D'une pierre deux coups

Faut-il changer nos habitudes et nos modes de production alimentaires de manière à protéger à la fois notre santé et la planète ? De plus en plus d’études le soutiennent, et leur recommandation commune est de réduire, voire d’éliminer, la consommation de protéines animales. C’est dans ce contexte qu’arrivera en 2019 la huitième édition du Guide alimentaire canadien dont les premières ébauches font déjà des vagues.

Les Producteurs laitiers du Canada (PLC) sont aux abois depuis que La Presse a fait état du sort que le futur guide réserve aux produits laitiers. Ils n’y seraient plus considérés comme une catégorie à part, mais comme un membre du groupe des aliments protéinés, au côté des légumineuses et des noix, qui occuperaient une place de choix.

Les PLC protestent. Ils craignent qu’on décourage la consommation de lait, en particulier lors de la collation des enfants, et que leur industrie en subisse le contrecoup.
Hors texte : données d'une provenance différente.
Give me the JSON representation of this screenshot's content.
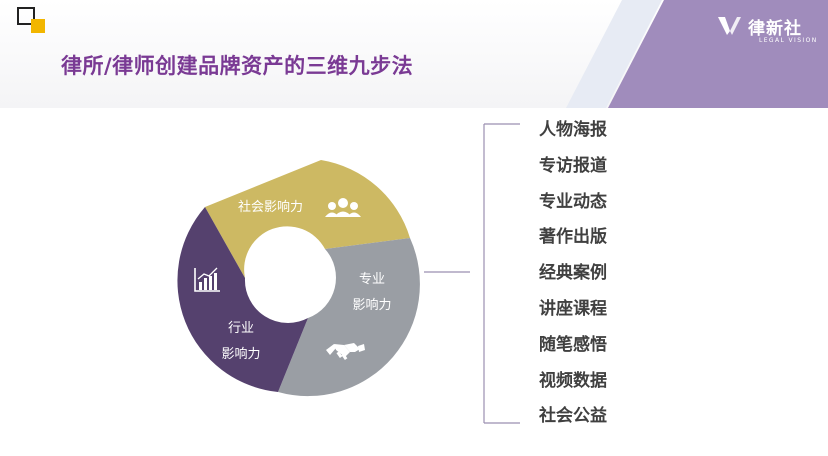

Ils veulent se faire entendre et demandent au premier ministre Justin Trudeau d’intervenir.

Le premier ministre devrait s’abstenir. Pour la première fois depuis des lustres, Santé Canada a revu le guide en tenant à distance les représentants de l’industrie alimentaire et leurs études. Les portions, les aliments à privilégier, les habitudes à adopter ont été inspirés par les recherches scientifiques les plus récentes, à l’abri de la politique et des lobbys. Il était temps. Que cela plaise ou non, c’est un fait que les produits laitiers, comme les oeufs, les légumineuses ou les noix sont des aliments protéinés. Les inclure dans cette catégorie n’est pas une invitation à éliminer le lait ou le yogourt, mais à faire des choix informés quand vient le temps de subvenir à ses besoins en protéines.
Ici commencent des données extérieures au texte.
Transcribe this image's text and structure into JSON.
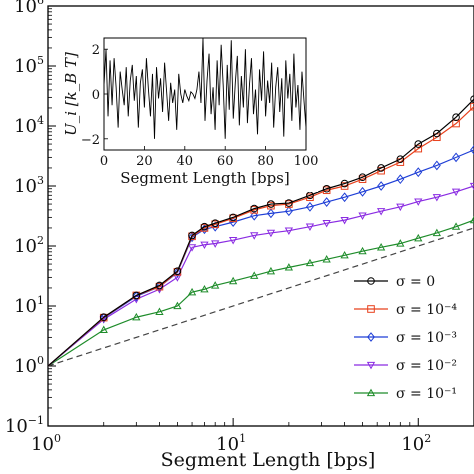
{
  "chart_data": [
    {
      "type": "line",
      "title": "",
      "xlabel": "Segment Length [bps]",
      "ylabel": "",
      "xscale": "log",
      "yscale": "log",
      "xlim": [
        1,
        200
      ],
      "ylim": [
        0.1,
        1000000
      ],
      "x_ticks": [
        {
          "value": 1,
          "base": "10",
          "exp": "0"
        },
        {
          "value": 10,
          "base": "10",
          "exp": "1"
        },
        {
          "value": 100,
          "base": "10",
          "exp": "2"
        }
      ],
      "y_ticks": [
        {
          "value": 0.1,
          "base": "10",
          "exp": "−1"
        },
        {
          "value": 1,
          "base": "10",
          "exp": "0"
        },
        {
          "value": 10,
          "base": "10",
          "exp": "1"
        },
        {
          "value": 100,
          "base": "10",
          "exp": "2"
        },
        {
          "value": 1000,
          "base": "10",
          "exp": "3"
        },
        {
          "value": 10000,
          "base": "10",
          "exp": "4"
        },
        {
          "value": 100000,
          "base": "10",
          "exp": "5"
        },
        {
          "value": 1000000,
          "base": "10",
          "exp": "6"
        }
      ],
      "reference_line": {
        "style": "dashed",
        "color": "#444444",
        "x": [
          1,
          200
        ],
        "y": [
          1,
          200
        ]
      },
      "legend_position": "lower-right",
      "series": [
        {
          "name": "σ = 0",
          "color": "#000000",
          "marker": "circle",
          "x": [
            1,
            2,
            3,
            4,
            5,
            6,
            7,
            8,
            10,
            13,
            16,
            20,
            26,
            32,
            40,
            50,
            63,
            80,
            100,
            126,
            160,
            200
          ],
          "y": [
            1,
            6.5,
            15,
            22,
            38,
            150,
            210,
            240,
            300,
            420,
            500,
            520,
            700,
            900,
            1100,
            1400,
            2000,
            2800,
            5000,
            7500,
            14000,
            28000
          ]
        },
        {
          "name": "σ = 10⁻⁴",
          "color": "#e8401c",
          "marker": "square",
          "x": [
            1,
            2,
            3,
            4,
            5,
            6,
            7,
            8,
            10,
            13,
            16,
            20,
            26,
            32,
            40,
            50,
            63,
            80,
            100,
            126,
            160,
            200
          ],
          "y": [
            1,
            6.4,
            15,
            21,
            37,
            145,
            200,
            230,
            290,
            400,
            470,
            500,
            650,
            850,
            1000,
            1300,
            1800,
            2500,
            4200,
            6500,
            11000,
            21000
          ]
        },
        {
          "name": "σ = 10⁻³",
          "color": "#1f3fd6",
          "marker": "diamond",
          "x": [
            1,
            2,
            3,
            4,
            5,
            6,
            7,
            8,
            10,
            13,
            16,
            20,
            26,
            32,
            40,
            50,
            63,
            80,
            100,
            126,
            160,
            200
          ],
          "y": [
            1,
            6.3,
            14.5,
            21,
            36,
            140,
            190,
            210,
            250,
            320,
            350,
            380,
            450,
            540,
            650,
            800,
            1000,
            1300,
            1700,
            2200,
            3000,
            4000
          ]
        },
        {
          "name": "σ = 10⁻²",
          "color": "#8a2be2",
          "marker": "triangle-down",
          "x": [
            1,
            2,
            3,
            4,
            5,
            6,
            7,
            8,
            10,
            13,
            16,
            20,
            26,
            32,
            40,
            50,
            63,
            80,
            100,
            126,
            160,
            200
          ],
          "y": [
            1,
            6,
            13,
            19,
            30,
            95,
            105,
            110,
            125,
            150,
            165,
            180,
            210,
            240,
            270,
            320,
            380,
            450,
            550,
            650,
            800,
            1000
          ]
        },
        {
          "name": "σ = 10⁻¹",
          "color": "#1e8c2a",
          "marker": "triangle-up",
          "x": [
            1,
            2,
            3,
            4,
            5,
            6,
            7,
            8,
            10,
            13,
            16,
            20,
            26,
            32,
            40,
            50,
            63,
            80,
            100,
            126,
            160,
            200
          ],
          "y": [
            1,
            4,
            6.5,
            8,
            10,
            17,
            19,
            22,
            26,
            32,
            38,
            44,
            52,
            60,
            70,
            82,
            95,
            110,
            135,
            165,
            210,
            270
          ]
        }
      ]
    },
    {
      "type": "line",
      "title": "",
      "xlabel": "Segment Length [bps]",
      "ylabel": "U_i [k_B T]",
      "xlim": [
        0,
        100
      ],
      "ylim": [
        -2.5,
        2.5
      ],
      "x_ticks": [
        0,
        20,
        40,
        60,
        80,
        100
      ],
      "y_ticks": [
        -2,
        0,
        2
      ],
      "series": [
        {
          "name": "",
          "color": "#000000",
          "x": [
            0,
            1,
            2,
            3,
            4,
            5,
            6,
            7,
            8,
            9,
            10,
            11,
            12,
            13,
            14,
            15,
            16,
            17,
            18,
            19,
            20,
            21,
            22,
            23,
            24,
            25,
            26,
            27,
            28,
            29,
            30,
            31,
            32,
            33,
            34,
            35,
            36,
            37,
            38,
            39,
            40,
            41,
            42,
            43,
            44,
            45,
            46,
            47,
            48,
            49,
            50,
            51,
            52,
            53,
            54,
            55,
            56,
            57,
            58,
            59,
            60,
            61,
            62,
            63,
            64,
            65,
            66,
            67,
            68,
            69,
            70,
            71,
            72,
            73,
            74,
            75,
            76,
            77,
            78,
            79,
            80,
            81,
            82,
            83,
            84,
            85,
            86,
            87,
            88,
            89,
            90,
            91,
            92,
            93,
            94,
            95,
            96,
            97,
            98,
            99,
            100
          ],
          "y": [
            0.4,
            2,
            -1,
            1.5,
            -0.5,
            1.6,
            0.3,
            -1.5,
            1,
            0.2,
            -0.5,
            1.2,
            -1,
            0.6,
            1.3,
            -0.3,
            0.8,
            -1.5,
            0.5,
            1.1,
            -0.6,
            1.6,
            0.2,
            -1,
            0.9,
            -2,
            1.2,
            -0.2,
            0.7,
            -0.8,
            1.4,
            0.1,
            -1.2,
            0.5,
            -0.4,
            0.2,
            -1.6,
            0.9,
            0,
            -0.4,
            0.2,
            -0.1,
            -0.3,
            0.1,
            0,
            -0.2,
            0.2,
            1,
            -0.4,
            2.5,
            -1.2,
            0.6,
            1.8,
            -0.9,
            0.3,
            -1.6,
            1.5,
            -0.5,
            2.2,
            0.4,
            -2,
            1.3,
            -0.7,
            2.4,
            -1.1,
            0.5,
            1.7,
            -1.4,
            0.8,
            -0.6,
            2,
            -1.3,
            0.4,
            1.6,
            -0.9,
            0.2,
            -1.8,
            1.1,
            -0.3,
            1.9,
            -1,
            0.6,
            -0.4,
            1.4,
            -1.5,
            0.3,
            1.2,
            -0.8,
            0.7,
            -1.9,
            1.5,
            -0.2,
            0.9,
            -1.2,
            1.8,
            -0.6,
            0.4,
            -1.6,
            1,
            -0.3,
            -1.5
          ]
        }
      ]
    }
  ]
}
La version finale du guide n’est toujours pas disponible. Il est donc impossible de juger de la pertinence de l’ensemble de ses recommandations. Par contre, si le message central est celui qui a filtré, à savoir qu’il faut diversifier notre alimentation en mangeant davantage de produits végétaux et moins de protéines animales, en particulier de la viande, on doit applaudir. Contrairement à ce que certains diront, il ne s’agit pas d’un effet de mode, mais d’un écho nécessaire aux messages des chercheurs en santé publique et en environnement.

Les premiers insistent depuis longtemps sur les effets nocifs du déséquilibre de l’alimentation traditionnelle nord-américaine et européenne qui est, entre autres défauts, trop riche en viande et en cholestérol, mais faible en fibres. Les seconds s’inquiètent de la capacité de la planète à nourrir et à garder en santé les 9 à 10 milliards d’habitants qui y vivront en 2050, surtout si l’augmentation constante de la consommation de viande à l’échelle de la planète se poursuit. Cette tendance est « incompatible avec l’objectif d’éviter une hausse des températures globales au-dessus de 2 degrés Celsius », notait la semaine dernière une étude publiée par le Forum économique mondial.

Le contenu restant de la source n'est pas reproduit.